Clima de incerteza predomina entre empresários de PG

Os empresários de comércio de bens, serviços e turismo não sabem o que esperar deste primeiro semestre de 2016. Segundo pesquisa da Federação do Comércio de Bens, Serviços e Turismo do Paraná (Fecomércio PR), pela primeira vez em 15 anos, a maioria (38%) da classe empresarial não possui expectativa definida para o rumo de seus negócios. Tal indefinição é decorrente da incerteza quanto à receita das empresas nos primeiros seis meses do ano, que iniciou carregado pelas mesmas dificuldades econômicas e a instabilidade política de 2015.
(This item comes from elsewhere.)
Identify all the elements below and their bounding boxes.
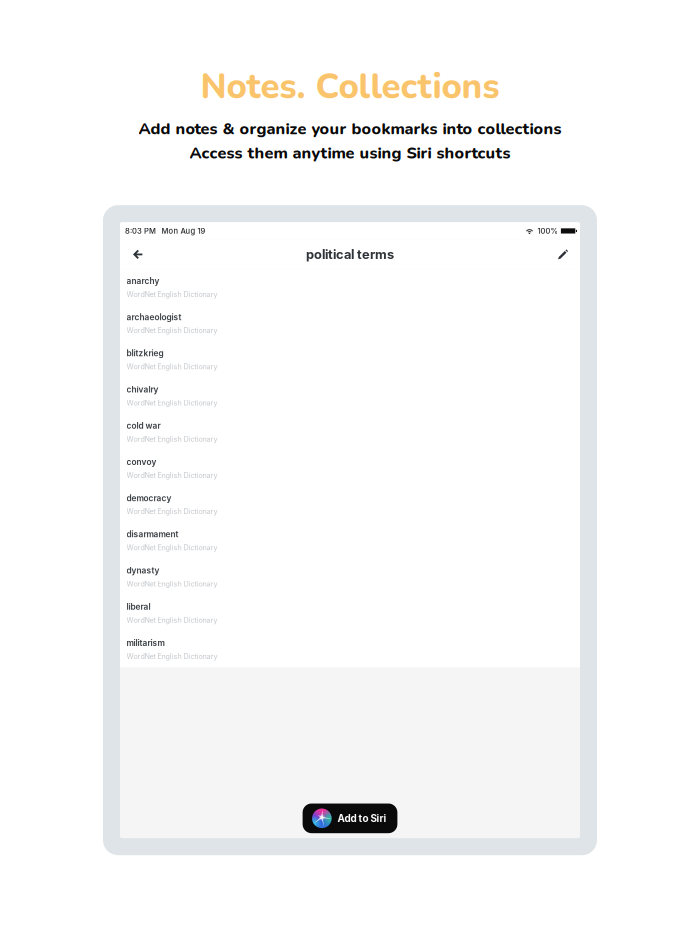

Entre os empresários que arriscam um palpite, 31% estão otimistas e acreditam que o faturamento será melhor do que em igual período do ano passado. Porém, este é o pior índice de otimismo desde que a pesquisa foi iniciada na Fecomércio PR, em 2001. Os que consideram que o próximo semestre será desfavorável somam 25%. Os que estão indiferentes, acreditando que tudo permanecerá da mesma forma, são 6%.
Traçando um comparativo entre os três setores representados pela Fecomércio PR, verifica-se que os empresários do turismo estão mais otimistas e 38,6% possuem expectativa favorável para este semestre. Outros 32,9% estão pessimistas, 25,7% indefinidos e 2,9% estão indiferentes.
Os varejistas e os prestadores de serviços possuem opiniões bastante similares, sendo que para 40,8% e 39,9%, respectivamente, o período será indefinido.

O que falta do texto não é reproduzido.